For instance, it first accepts coins from traders (buyers and traders) and directs them into a liquidity pool. Notably, this function provides a reference point for token prices.

The second function of the contract is to maintain the base asset’s volume in the pool by introducing a penalty for those looking to withdraw their assets. The protocol considers this to be an “arbitrage-resistant mechanism.”

The network’s white paper clarifies this point by noting that the penalty comes in the form of tax added to the total liquidity. In doing so, it galvanizes the token’s price floor. Notably, the practice hinges away from the token burn function used by other tokens in the DeFi world that have proven to target short term viability.

For SafeMoon, an increase in liquidity providers using the platform’s native token doesn’t affect holders due to a concrete price floor.

Additionally, an automatic liquidity pool cushions token holders from suffering huge losses emanating from price dips caused by whales who decide to liquidate their token holdings. In the cryptocurrency space, huge price fluctuations are mostly tied to whales buying or selling a notable amount of crypto in the open market.

SafeMoon Tokenomics

SafeMoon has a base asset known as SAFEMOON. The project launched with a total supply of 1,000,000,000,000,000 tokens. 

However, prior to activation, the dev team burnt their share, 223,000,000,000,000, leaving a fair community supply of 777,000,000,000,000 tokens.

Trading the tokens takes into account three features; static rewards, liquidity pool acquisition, and burn functionalities. The platform introduces a 10% charge on every trade.

Half of the fees find its way into the wallets of active SAFEMOON holders. The other half is further subdivided into two. One half goes into purchasing Binance Coin (BNB). The other 50% combines with the purchased BNB to form a SAFEMOON/BNB trading pair on Pancake Swap, a decentralized exchange on Binance Smart Chain (BSC).

What’s in Store for the SafeMoon Community in The Future?

The dev team has a lot in store for the platform’s community.

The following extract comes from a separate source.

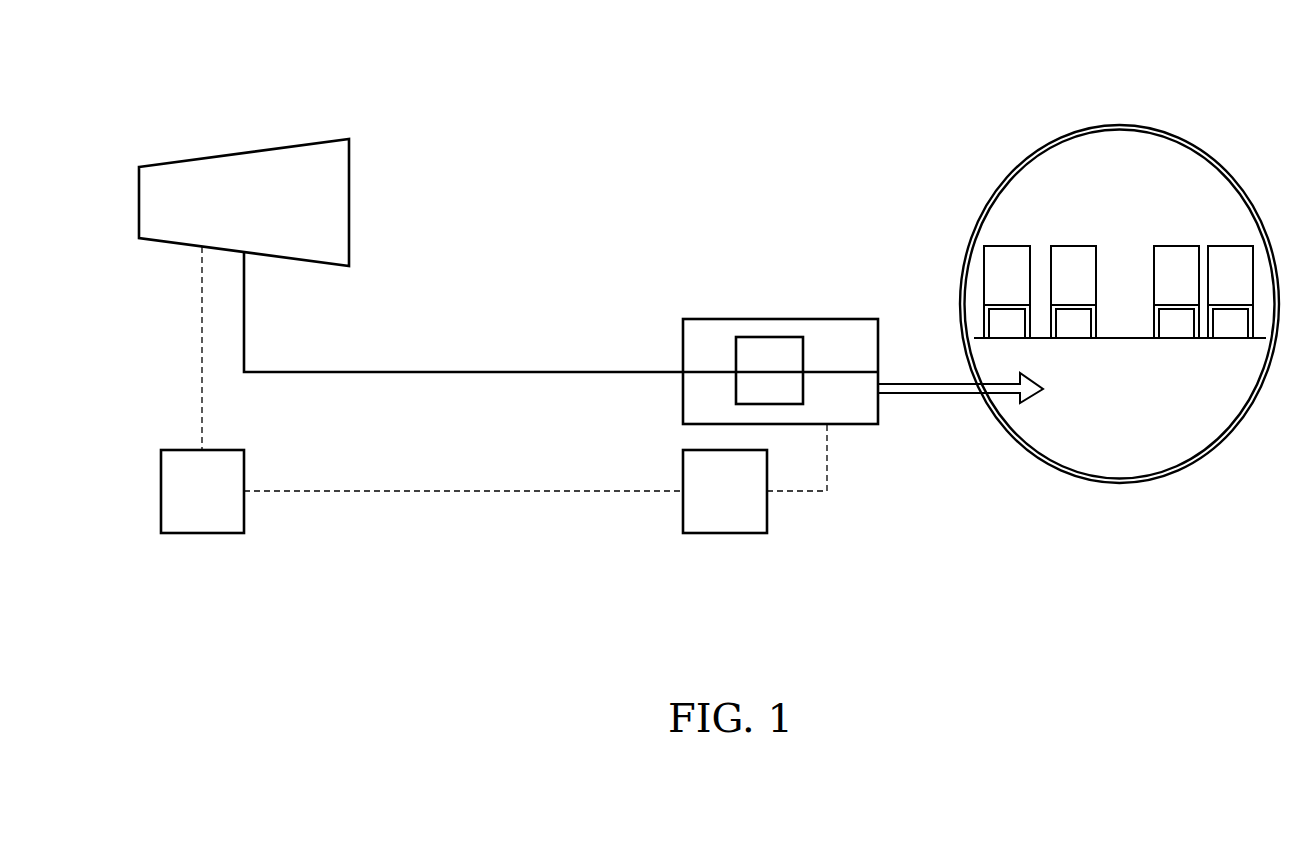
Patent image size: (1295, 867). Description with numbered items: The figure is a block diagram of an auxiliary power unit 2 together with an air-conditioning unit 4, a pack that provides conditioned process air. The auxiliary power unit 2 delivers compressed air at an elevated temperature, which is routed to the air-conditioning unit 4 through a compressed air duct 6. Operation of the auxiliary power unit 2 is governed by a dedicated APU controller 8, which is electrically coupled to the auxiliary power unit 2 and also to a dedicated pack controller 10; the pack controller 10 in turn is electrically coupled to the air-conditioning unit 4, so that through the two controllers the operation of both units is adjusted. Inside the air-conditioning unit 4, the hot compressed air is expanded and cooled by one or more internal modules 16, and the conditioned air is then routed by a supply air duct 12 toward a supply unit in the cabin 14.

From the look of it, they’re just getting started. For instance, it’s working to integrate Whitebit tokens and putting the final touches on an app, wallet, and game.

Interestingly, SafeMoon has its eyes fixed on the non-fungible tokens (NFTs) world. As such, the team is designing an exchange specifically for NFTs. Other notable products in the production line include a standard exchange for crypto trading targeting the African market, a charity drive, an app holding crypto and blockchain educational content.

In its expansion plan, the protocol targets to increase its core team by over 40%. Also, it aims at establishing offices in strategic places such as Africa, Ireland, and the United Kingdom. SafeMoon scholarships are next in the line. Notably, for easier community engagement, the platform engages with its community through conventional social apps such as Facebook, Twitter, Instagram, Reddit, Telegram, and Discord.


With such notable features, SafeMoon targets one of the most significant pain points in a yield farmer’s journey to financial freedom. For the longest time, whales have been taking advantage of their deep pockets to bend the market in their favor. Once they exit, newcomers and shallow-pocketed investors are left counting losses when the price dips.

Further, SafeMoon addresses other critical areas such as cryptocurrency and blockchain education. Its impact pierces through the entire virtual currency industry than just the SafeMoon ecosystem. Setting offices in strategic countries across the globe brings the project closer to its community. On the other hand, its token distribution model enhances fairness among participants.